Dengan metode yang sama, Quick Count Tim 02 dan UKRI ada perbedaan 10,70 persen, angka yang fantastis untuk metode yang sama. Seharusnya lagi-lagi kalau metodenya sama seharusnya bedanya hanya 0,... persen

(Sumber)

"Berdasarkan hasil real count kita sudah menang 62 persen," kata Prabowo Subianto dikutip dari Kompas TV.

Prabowo Subianto mengatakan bahwa peroleh 62 persen tersebut berdasarkan dari suara yang diambil dari 320 ribu TPS atau sekitar 40 persen.

Catatan :

Data 320 ribu TPS itu tidak bisa disebut Real Count. Ini pemahaman keliru karena 320 ribu dari 813.350 TPS berarti menunjukkan (hanya) sampel.

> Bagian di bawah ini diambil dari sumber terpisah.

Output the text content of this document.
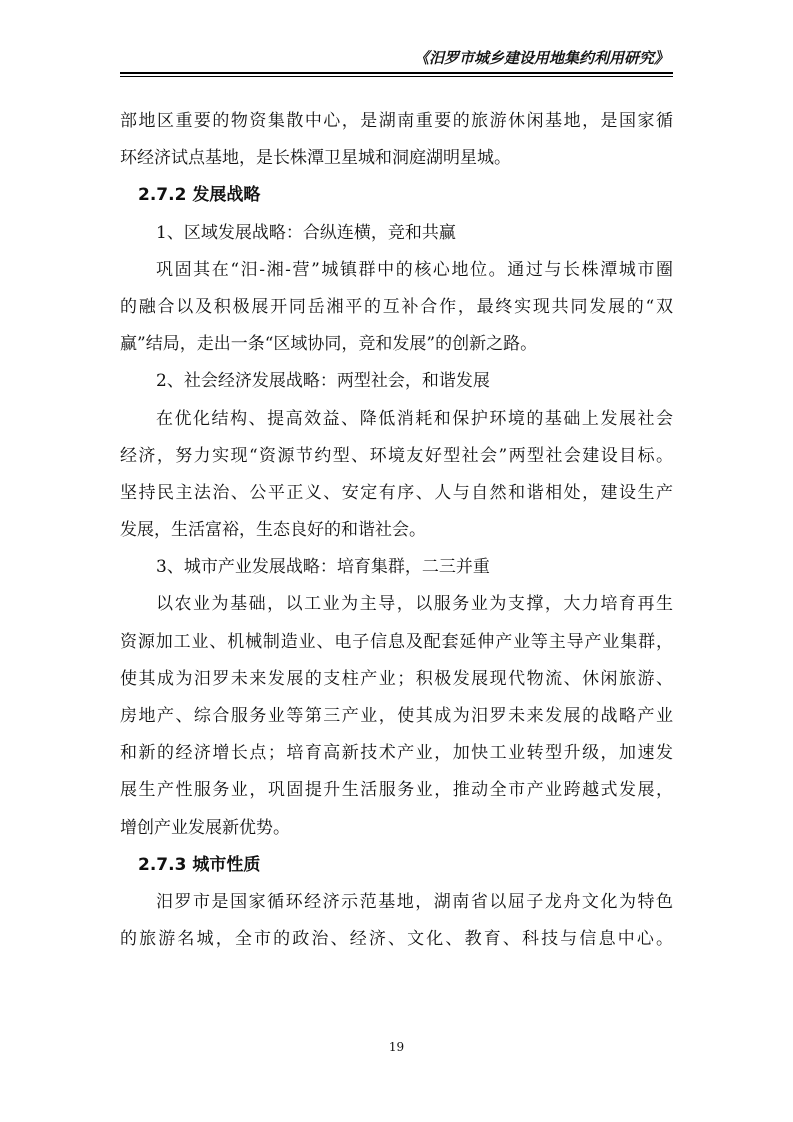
《汨罗市城乡建设用地集约利用研究》
部地区重要的物资集散中心，是湖南重要的旅游休闲基地，是国家循
环经济试点基地，是长株潭卫星城和洞庭湖明星城。
2.7.2 发展战略
1、区域发展战略：合纵连横，竞和共赢
巩固其在“汨-湘-营”城镇群中的核心地位。通过与长株潭城市圈
的融合以及积极展开同岳湘平的互补合作，最终实现共同发展的“双
赢”结局，走出一条“区域协同，竞和发展”的创新之路。
2、社会经济发展战略：两型社会，和谐发展
在优化结构、提高效益、降低消耗和保护环境的基础上发展社会
经济，努力实现“资源节约型、环境友好型社会”两型社会建设目标。
坚持民主法治、公平正义、安定有序、人与自然和谐相处，建设生产
发展，生活富裕，生态良好的和谐社会。
3、城市产业发展战略：培育集群，二三并重
以农业为基础，以工业为主导，以服务业为支撑，大力培育再生
资源加工业、机械制造业、电子信息及配套延伸产业等主导产业集群，
使其成为汨罗未来发展的支柱产业；积极发展现代物流、休闲旅游、
房地产、综合服务业等第三产业，使其成为汨罗未来发展的战略产业
和新的经济增长点；培育高新技术产业，加快工业转型升级，加速发
展生产性服务业，巩固提升生活服务业，推动全市产业跨越式发展，
增创产业发展新优势。
2.7.3 城市性质
汨罗市是国家循环经济示范基地，湖南省以屈子龙舟文化为特色
的旅游名城，全市的政治、经济、文化、教育、科技与信息中心。
19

Pertanyaan berikut yang penting adalah sebaran TPS dimaksud ada dimana saja dan pola sebarannya bagaimana ?

(Sumber)

Jakarta, CNN Indonesia -- Juru bicara Badan Pemenangan Nasional (BPN) Prabowo Subianto-Sandiaga Uno, Andre Rosiade membuka muasal suara 62 persen yang diklaim oleh capres Prabowo sebagai dasar deklarasi kemenangan Pilpres 2019. Andre mengklaim perhitungan 62 persen itu berasal dari formulir C1 di TPS seluruh Indonesia.

Andre mencontohkan cara kerjanya yakni para saksi di partainya, Gerindra akan memfoto formulir C1 untuk dikirim ke BPN. Baru setelahnya data yang masuk itu mereka susun dengan cara tabulasi.

"Jadi C1 itu dikirimkan masuk ke DPP partai masing-masing, ke BPN, dan dibikin, di-synchronize tabulasinya sudah sampai 60 persen, lalu diumumkan Pak Prabowo," papar Andre kepada wartawan di sekitar kediaman Prabowo di Kertanegara, Kebayoran Baru, Jakarta Selatan, Jumat (19/4).

Mereka mengklaim data C1 yang sudah mereka rekam dan masuk penghitungan mencapai 60 persen dari 820 ribu lebih TPS di seluruh Indonesia.

Catatan :

Disini lebih banyak lagi keanehan pada kesempatan pertama disebut berdasarkan 40 persen sedangkan disini disebut 60 persen dari 820 ribu lebih TPS. Sedangkan data resmi jumlah TPS yang tercantum di website KPU sebanyak 813.350. Berikut 60 persen itu lagi-lagi TPS sebarannya dimana saja ?

Kesimpulan :

Dalam Statistik angka 1 digit itu sangatlah berarti apalagi jika dihubungkan dengan jumlah pemilih yang berada di atas angka 100 juta.